Une imprudence de M. Blanquer

Jean-Michel Blanquer
(Photo AFP)

Le ministre de l’Éducation a commis une imprudence en accordant à Ibiza un entretien à un quotidien sur l’application des protocoles anti-Covid à l’école.

EN PREMIÈRE analyse, il s’est contenté d’éclairer le public sur le contenu de ces protocoles compliqués. En seconde analyse, il n’a pas vu l’usage politique qu’allaient en faire les partis d’opposition qui, s’ils ne tombent pas sur une erreur du pouvoir, sont prêts à en inventer une. En temps normal, mais pas en période électorale, un voyage à Ibiza, à moins de deux heures de Paris, ne serait pas considéré comme un crime. Mais les rendez-vous électoraux, qui se rapprochent, suffisent à donner au moindre geste un contenu provocateur.

Un fainéant qui aime les vacances.

Bien entendu, cela revient à oublier tout ce que M. Blanquer a fait pour l’Éducation, pour le réduire à un homme usé qui a besoin de se ressourcer en Espagne et faire un peu la fête. Mais les opposants du ministre ne reconnaîtront jamais qu’il a fait du bon travail à l’Éducation, et donc ils tentent de le caractériser comme un fainéant qui aime les vacances. On peut dire deux choses de curieux incident, qui prend une proportion politique anormale : ou bien qu’il n’existe plus aucune limite aux attaques ad hominem suivies d’appels à la démission ou bien que tout ça est une tempête dans un verre d’eau. Confronté au Parlement à une bronca sans précédent, M. Blanquer avait déjà décidé de reconnaître qu’il lui arrive de faire des erreurs et qu’il n’est ni un dieu ni un héros mais seulement un homme.

L’alternative n’est pas meilleure.

Cette soudaine humilité avait surpris et elle a été perçue comme un moyen de défense psychologique qui consiste à tout lâcher sur la forme pour ne rien céder sur le fond.
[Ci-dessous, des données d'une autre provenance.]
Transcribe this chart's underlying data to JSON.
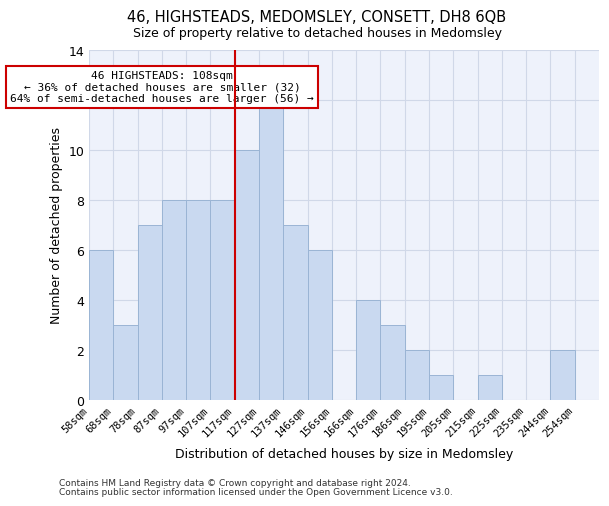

Elle n’a pas été efficace, des journalistes ayant pris soin d’enquêter sur la façon dont l’entretien avait été organisé. Encore une fois, il n’est pas impossible que le ministre doive démissionner alors qu’il ne le mérite pas. On entend des voix raisonnables dans la presse, qui refusent d’accabler M. Blanquer. Mais la France est survoltée par le Covid et plus personne n’a besoin d’une bonne raison pour se farcir un membre du gouvernement. Lequel, en l’occurrence, n’est pas la cible des partis et des syndicats qui cherchent à couvrir Macron de boue. Cinq ans après son élection, on en est à le juger incompétent pour la tâche alors que si on mettait bout à bout le programme de ses détracteurs, le chaos serait assuré.

Macron, c’est le mal.

Le fond de l’affaire, c’est que la perspective des élections donne des ailes à une contradiction inépuisable. Cela fait cinq ans que le tableau de la France est dressé par des personnages qui trônent sur les podiums pour dire que tout va mal et que ce mal ne vient que de Macron. C’est la politique la plus bête qui se puisse imaginer et j’ai le regret de dire qu’elle a néanmoins un succès considérable. Il existe une rage populaire qui ressemble à un incendie permanent et qui se nourrit du moindre fétu de paille. Car les gens se croient malheureux : ils entendent tous les jours des commentaires qui n’arrêtent pas de les plaindre.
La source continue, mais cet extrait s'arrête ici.